It was 1893, and about 15 miles north of Salem in Stokes County near Walnut Cove the people had a desire to have a Sunday school and church. They invited James T. Lineback, the Moravians’ Sunday school superintendent, and he and the Rev. Samuel A. Woosley came out on April 30 to hold services in Dr. Elias Fulp’s schoolhouse. Not a single “original Moravian” resided in the neighborhood, yet the services gave such “bright prospects” for future work in the area that Br. Lineback returned two weeks later, on May 14, and organized the Sunday school with 58 members.

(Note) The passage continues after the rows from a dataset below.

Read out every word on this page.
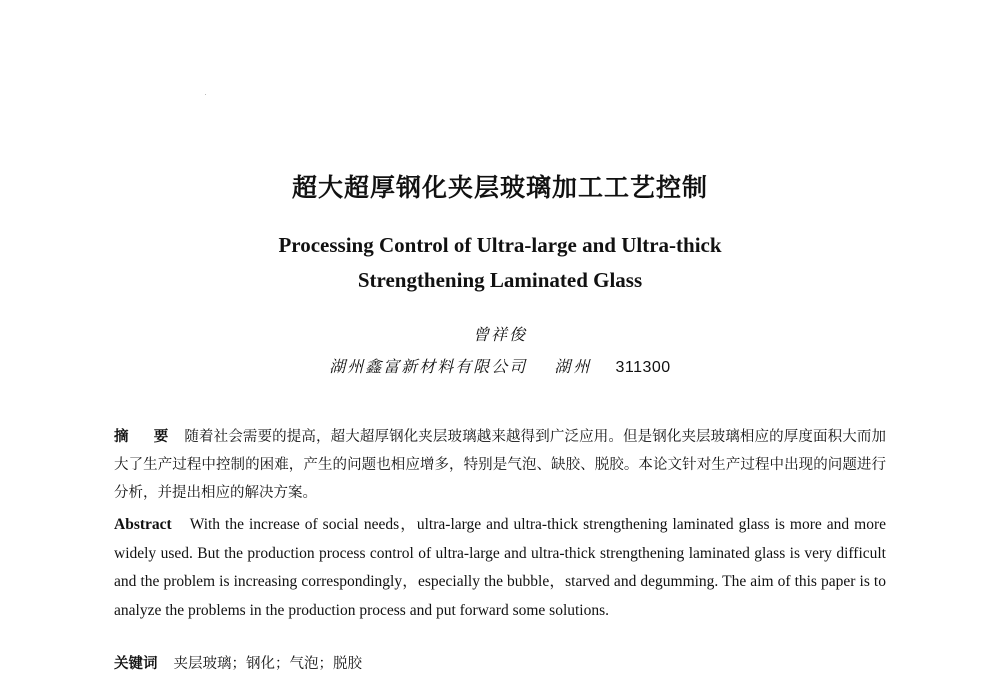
超大超厚钢化夹层玻璃加工工艺控制
Processing Control of Ultra-large and Ultra-thick
Strengthening Laminated Glass
曾祥俊
湖州鑫富新材料有限公司 湖州 311300
摘 要 随着社会需要的提高，超大超厚钢化夹层玻璃越来越得到广泛应用。但是钢化夹层玻璃相应的厚度面积大而加大了生产过程中控制的困难，产生的问题也相应增多，特别是气泡、缺胶、脱胶。本论文针对生产过程中出现的问题进行分析，并提出相应的解决方案。
Abstract With the increase of social needs，ultra-large and ultra-thick strengthening laminated glass is more and more widely used. But the production process control of ultra-large and ultra-thick strengthening laminated glass is very difficult and the problem is increasing correspondingly，especially the bubble，starved and degumming. The aim of this paper is to analyze the problems in the production process and put forward some solutions.
关键词 夹层玻璃；钢化；气泡；脱胶
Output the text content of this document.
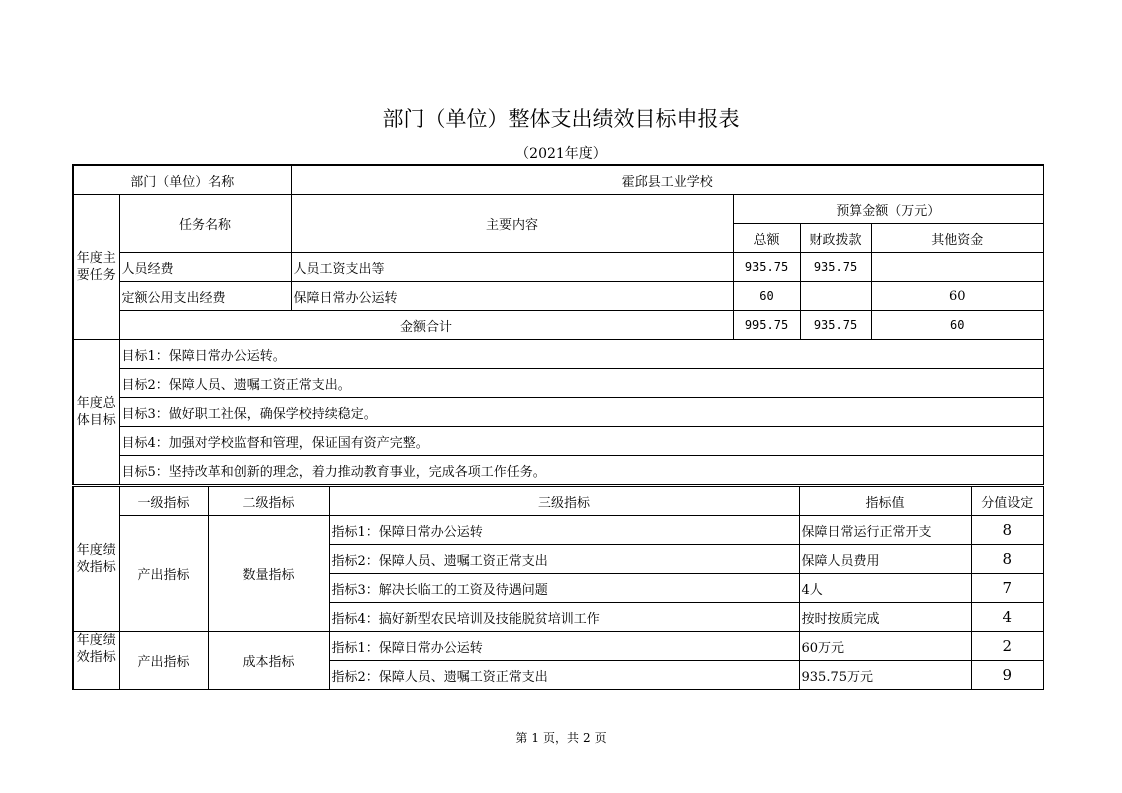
部门（单位）整体支出绩效目标申报表
（2021年度）
部门（单位）名称		霍邱县工业学校			
年度主要任务	任务名称	主要内容	预算金额（万元）		
			总额	财政拨款	其他资金
	人员经费	人员工资支出等	935.75	935.75	
	定额公用支出经费	保障日常办公运转	60		60
	金额合计		995.75	935.75	60
年度总体目标	目标1：保障日常办公运转。				
	目标2：保障人员、遗嘱工资正常支出。				
	目标3：做好职工社保，确保学校持续稳定。				
	目标4：加强对学校监督和管理，保证国有资产完整。				
	目标5：坚持改革和创新的理念，着力推动教育事业，完成各项工作任务。				
年度绩效指标	一级指标	二级指标	三级指标	指标值	分值设定
	产出指标	数量指标	指标1：保障日常办公运转	保障日常运行正常开支	8
			指标2：保障人员、遗嘱工资正常支出	保障人员费用	8
			指标3：解决长临工的工资及待遇问题	4人	7
			指标4：搞好新型农民培训及技能脱贫培训工作	按时按质完成	4
年度绩效指标	产出指标	成本指标	指标1：保障日常办公运转	60万元	2
			指标2：保障人员、遗嘱工资正常支出	935.75万元	9
第 1 页，共 2 页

Br. Lineback described the meetings this way. He would ride out from Salem on the train and spend Saturday night at the home of a Sunday school teacher or scholar. Young neighbors would gather to sing hymns that would be used the next morning. One such evening when the young friends parted for home, as Lineback “lingered under the large apple tree by the door, the song of happy childhood was lost in the distance, and in place of it was heard the whistle of the whippoorwill.” Next morning at 10 a.m. services would be held in the schoolhouse.
As services continued through that summer and fall interest increased. Dr. Fulp offered to provide land for a church and graveyard. On November 11, 1893, a Saturday, Bishop Edward Rondthaler rode the train out with Br. Lineback and organized Fulp as a congregation of the Southern Province.

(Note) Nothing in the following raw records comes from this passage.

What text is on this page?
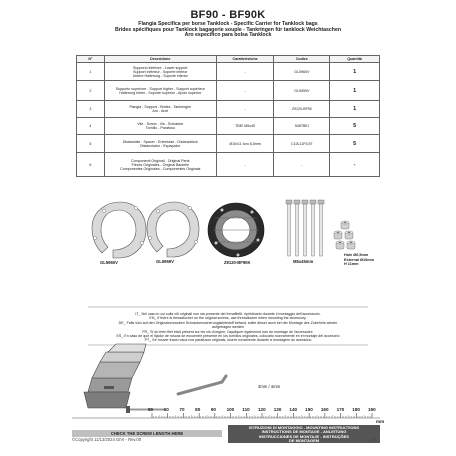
BF90 - BF90K
Flangia Specifica per borse Tanklock - Specific Carrier for Tanklock bags
Brides spécifiques pour Tanklock bagagerie souple - Tankringen für tanklock Weichtaschen
Aro específico para bolsa Tanklock
N°	Descrizione	Caratteristiche	Codice	Quantità
1	Supporto inferiore - Lower support
Support inférieur - Soporte inferior
Untere Halterung - Suporte inferior	-	GL5960V	1
2	Supporto superiore - Support higher - Support supérieur
Halterung höher - Soporte superior - Apoio superior	-	GL5959V	1
3	Flangia - Support - Brides - Tankringen
Aro - Anel	-	Z9120-BF90	1
4	Vite - Screw - Vis - Schraube
Tornillo - Parafuso	TBEI M5x45	545TBEI	5
5	Distanziale - Spacer - Entretoise - Distanzstück
Distanciador - Espaçador	Ø10x11 foro 6,5mm	C10L11F6,5T	5
6	Componenti Originali - Original Parts
Pièces Originales - Original Bauteile
Componentes Originales - Componentes Originais	-	-	-
GL5960V	GL5959V	Z9120-BF90K	M5x45mm
Hole Ø6,5mm
External Ø10mm
H 11mm
IT_ Nel caso in cui sulla viti originali non sia presente del frenafiletti, ripristinarlo durante il montaggio dell'accessorio.
EN_ If there is threadlocker on the original screws, use threadlocker when mounting the accessory.
DE_ Falls sich auf den Originalschrauben Schraubensicherungsklebstoff befand, sollte dieser auch bei der Montage des Zubehörs wieder
aufgetragen werden
FR_ Si du frein filet était présent sur les vis d'origine, l'appliquer également lors du montage de l'accessoire.
ES_ En caso de que el fijador de roscas se encuentre presente en los tornillos originales, colocarlo nuevamente en el montaje del accesorio
PT_ Se houver trava rosca nos parafusos originais, inserir novamente durante a montagem do acessório
3mm / 4mm
50 60 70 80 90 100 110 120 130 140 150 160 170 180 190
mm
CHECK THE SCREW LENGTH HERE
©Copyright 11/13/2024 GIVI - Rev.00
ISTRUZIONI DI MONTAGGIO - MOUNTING INSTRUCTIONS
INSTRUCTIONS DE MONTAGE - ANLEITUNG
INSTRUCCIONES DE MONTAJE - INSTRUÇÕES
DE MONTAGEM	2/2
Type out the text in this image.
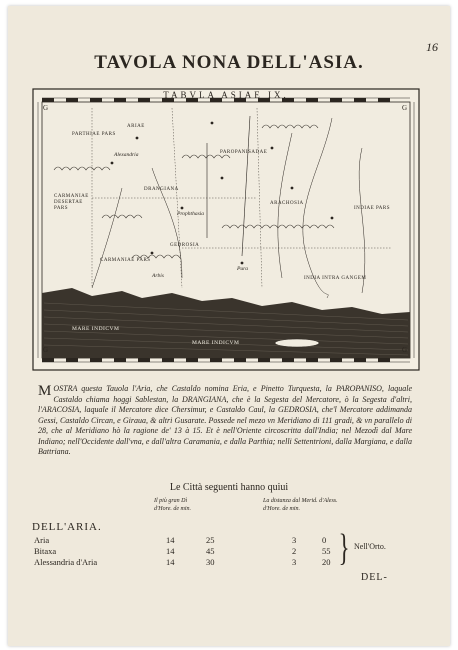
16
TAVOLA NONA DELL'ASIA.
G	G
G	G
TABVLA ASIAE IX.
PARTHIAE PARS
CARMANIAE DESERTAE PARS
ARIAE
DRANGIANA
PAROPANISADAE
ARACHOSIA
INDIAE PARS
GEDROSIA
CARMANIAE PARS
INDIA INTRA GANGEM
MARE INDICVM
MARE INDICVM
Alexandria
Prophthasia
Arbis
Pura
MOSTRA questa Tauola l'Aria, che Castaldo nomina Eria, e Pinetto Turquesta, la PAROPANISO, laquale Castaldo chiama hoggi Sablestan, la DRANGIANA, che è la Segesta del Mercatore, ò la Segesta d'altri, l'ARACOSIA, laquale il Mercatore dice Chersimur, e Castaldo Caul, la GEDROSIA, che'l Mercatore addimanda Gessi, Castaldo Circan, e Giraua, & altri Gusarate. Possede nel mezo vn Meridiano di 111 gradi, & vn parallelo di 28, che al Meridiano hò la ragione de' 13 à 15. Et è nell'Oriente circoscritta dall'India; nel Mezodì dal Mare Indiano; nell'Occidente dall'vna, e dall'altra Caramania, e dalla Parthia; nelli Settentrioni, dalla Margiana, e dalla Battriana.
Le Città seguenti hanno quiui
Il più gran Dì
d'Hore. de min.
La distanza dal Merid. d'Aless.
d'Hore. de min.
DELL'ARIA.
Aria	14	25	3	0
Bitaxa	14	45	2	55
Alessandria d'Aria	14	30	3	20 } Nell'Orto.
DEL-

A church building followed the next year, 1894, and Bishop Rondthaler consecrated it that October 28 with an overflow congregation that had children sitting on the pulpit platform. The church still serves Fulp congregation more than 100 years later.

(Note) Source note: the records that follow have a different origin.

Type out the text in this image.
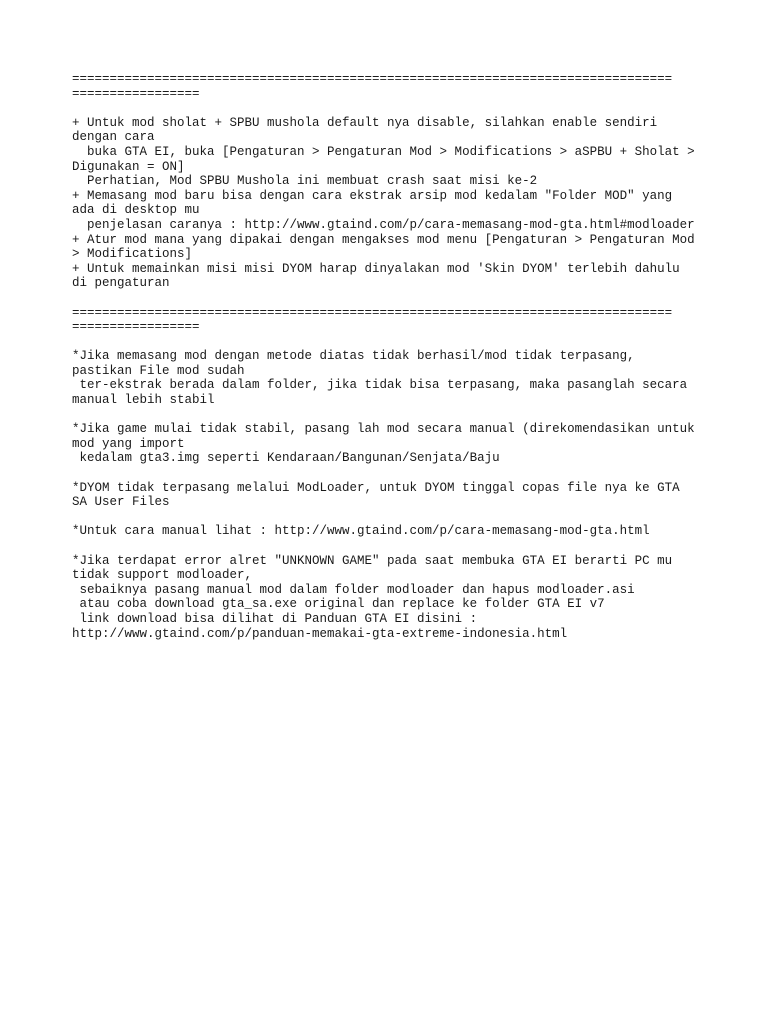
================================================================================
=================
+ Untuk mod sholat + SPBU mushola default nya disable, silahkan enable sendiri
dengan cara
buka GTA EI, buka [Pengaturan > Pengaturan Mod > Modifications > aSPBU + Sholat >
Digunakan = ON]
Perhatian, Mod SPBU Mushola ini membuat crash saat misi ke-2
+ Memasang mod baru bisa dengan cara ekstrak arsip mod kedalam "Folder MOD" yang
ada di desktop mu
penjelasan caranya : http://www.gtaind.com/p/cara-memasang-mod-gta.html#modloader
+ Atur mod mana yang dipakai dengan mengakses mod menu [Pengaturan > Pengaturan Mod
> Modifications]
+ Untuk memainkan misi misi DYOM harap dinyalakan mod 'Skin DYOM' terlebih dahulu
di pengaturan
================================================================================
=================
*Jika memasang mod dengan metode diatas tidak berhasil/mod tidak terpasang,
pastikan File mod sudah
ter-ekstrak berada dalam folder, jika tidak bisa terpasang, maka pasanglah secara
manual lebih stabil
*Jika game mulai tidak stabil, pasang lah mod secara manual (direkomendasikan untuk
mod yang import
kedalam gta3.img seperti Kendaraan/Bangunan/Senjata/Baju
*DYOM tidak terpasang melalui ModLoader, untuk DYOM tinggal copas file nya ke GTA
SA User Files
*Untuk cara manual lihat : http://www.gtaind.com/p/cara-memasang-mod-gta.html
*Jika terdapat error alret "UNKNOWN GAME" pada saat membuka GTA EI berarti PC mu
tidak support modloader,
sebaiknya pasang manual mod dalam folder modloader dan hapus modloader.asi
atau coba download gta_sa.exe original dan replace ke folder GTA EI v7
link download bisa dilihat di Panduan GTA EI disini :
http://www.gtaind.com/p/panduan-memakai-gta-extreme-indonesia.html
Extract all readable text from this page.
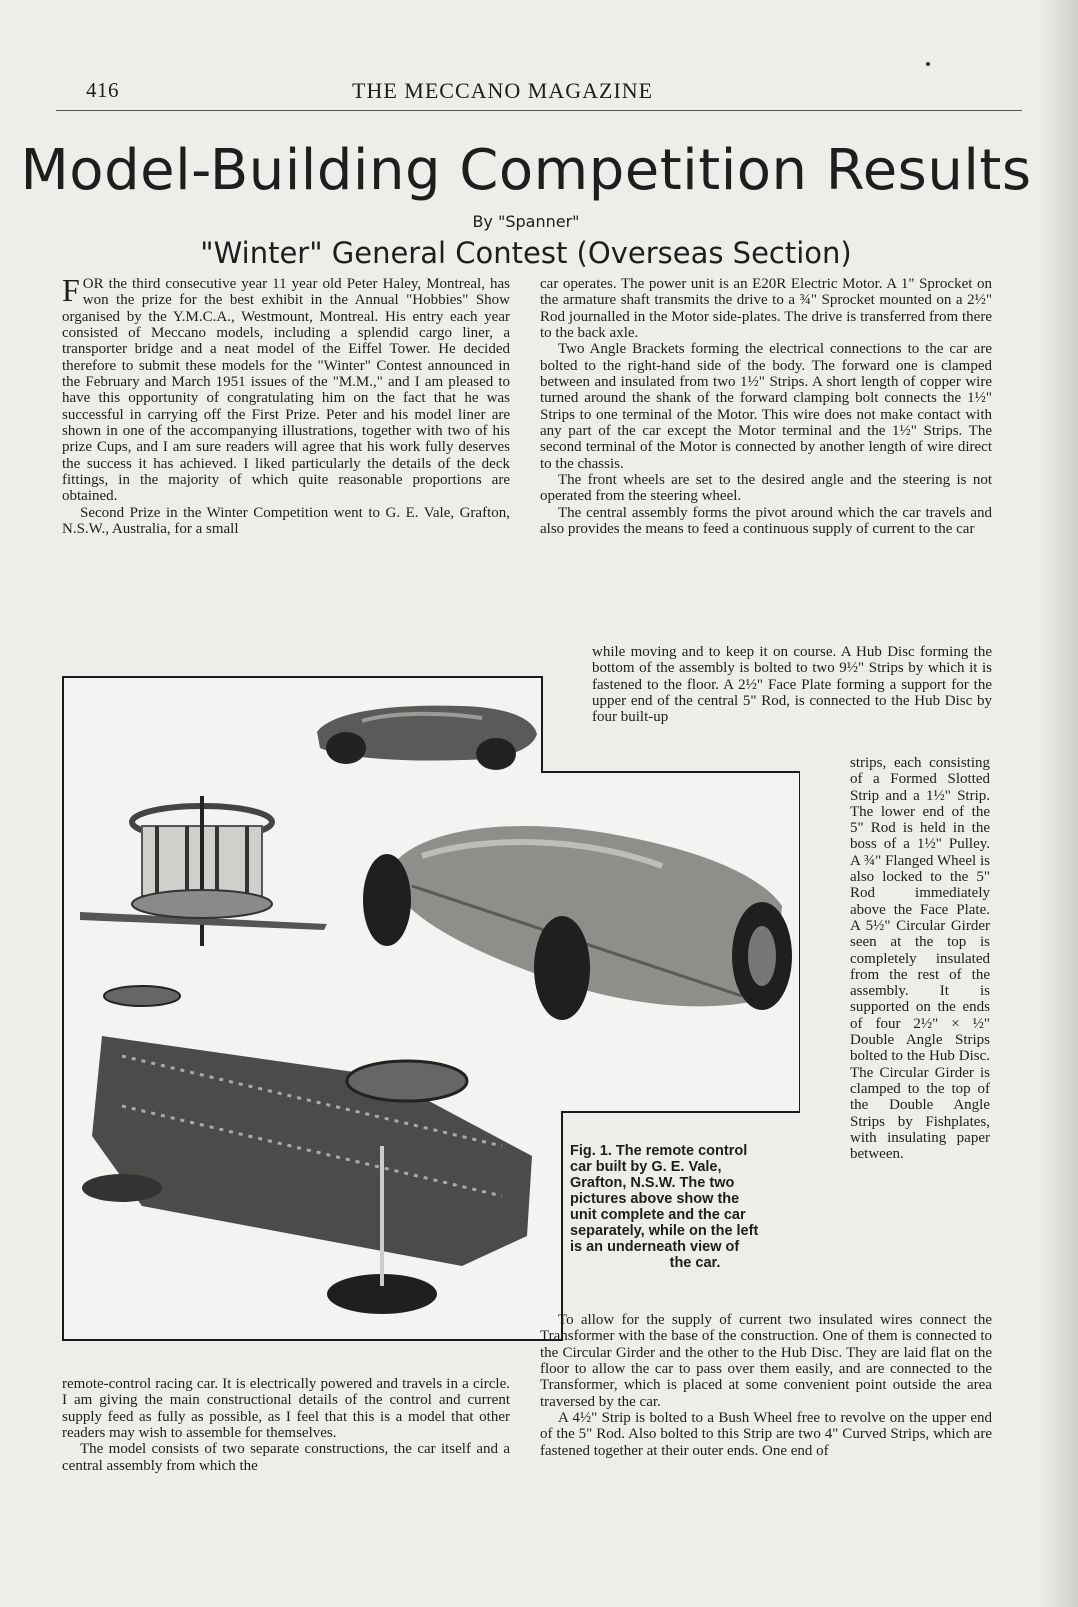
416	THE MECCANO MAGAZINE
Model-Building Competition Results
By "Spanner"
"Winter" General Contest (Overseas Section)

FOR the third consecutive year 11 year old Peter Haley, Montreal, has won the prize for the best exhibit in the Annual "Hobbies" Show organised by the Y.M.C.A., Westmount, Montreal. His entry each year consisted of Meccano models, including a splendid cargo liner, a transporter bridge and a neat model of the Eiffel Tower. He decided therefore to submit these models for the "Winter" Contest announced in the February and March 1951 issues of the "M.M.," and I am pleased to have this opportunity of congratulating him on the fact that he was successful in carrying off the First Prize. Peter and his model liner are shown in one of the accompanying illustrations, together with two of his prize Cups, and I am sure readers will agree that his work fully deserves the success it has achieved. I liked particularly the details of the deck fittings, in the majority of which quite reasonable proportions are obtained.

Second Prize in the Winter Competition went to G. E. Vale, Grafton, N.S.W., Australia, for a small

car operates. The power unit is an E20R Electric Motor. A 1" Sprocket on the armature shaft transmits the drive to a ¾" Sprocket mounted on a 2½" Rod journalled in the Motor side-plates. The drive is transferred from there to the back axle.

Two Angle Brackets forming the electrical connections to the car are bolted to the right-hand side of the body. The forward one is clamped between and insulated from two 1½" Strips. A short length of copper wire turned around the shank of the forward clamping bolt connects the 1½" Strips to one terminal of the Motor. This wire does not make contact with any part of the car except the Motor terminal and the 1½" Strips. The second terminal of the Motor is connected by another length of wire direct to the chassis.

The front wheels are set to the desired angle and the steering is not operated from the steering wheel.

The central assembly forms the pivot around which the car travels and also provides the means to feed a continuous supply of current to the car

while moving and to keep it on course. A Hub Disc forming the bottom of the assembly is bolted to two 9½" Strips by which it is fastened to the floor. A 2½" Face Plate forming a support for the upper end of the central 5" Rod, is connected to the Hub Disc by four built-up

strips, each consisting of a Formed Slotted Strip and a 1½" Strip. The lower end of the 5" Rod is held in the boss of a 1½" Pulley. A ¾" Flanged Wheel is also locked to the 5" Rod immediately above the Face Plate. A 5½" Circular Girder seen at the top is completely insulated from the rest of the assembly. It is supported on the ends of four 2½" × ½" Double Angle Strips bolted to the Hub Disc. The Circular Girder is clamped to the top of the Double Angle Strips by Fishplates, with insulating paper between.

Fig. 1. The remote control
car built by G. E. Vale,
Grafton, N.S.W. The two
pictures above show the
unit complete and the car
separately, while on the left
is an underneath view of
the car.

remote-control racing car. It is electrically powered and travels in a circle. I am giving the main constructional details of the control and current supply feed as fully as possible, as I feel that this is a model that other readers may wish to assemble for themselves.

The model consists of two separate constructions, the car itself and a central assembly from which the

To allow for the supply of current two insulated wires connect the Transformer with the base of the construction. One of them is connected to the Circular Girder and the other to the Hub Disc. They are laid flat on the floor to allow the car to pass over them easily, and are connected to the Transformer, which is placed at some convenient point outside the area traversed by the car.

A 4½" Strip is bolted to a Bush Wheel free to revolve on the upper end of the 5" Rod. Also bolted to this Strip are two 4" Curved Strips, which are fastened together at their outer ends. One end of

After the initial organizing and building burst, Fulp fell into a period of decline in the early 1900’s. The Moravian Church struggled to give all its new churches a pastor and had to leave Fulp vacant.
Then in 1920 Br. Joseph D. Fulp asked Fries Memorial’s pastor, C. E. Romig, for help, and regular pastors have been assigned to Fulp ever since. Most notable has been the service of John Fry from 1964 to 1990 — a total of 26 years.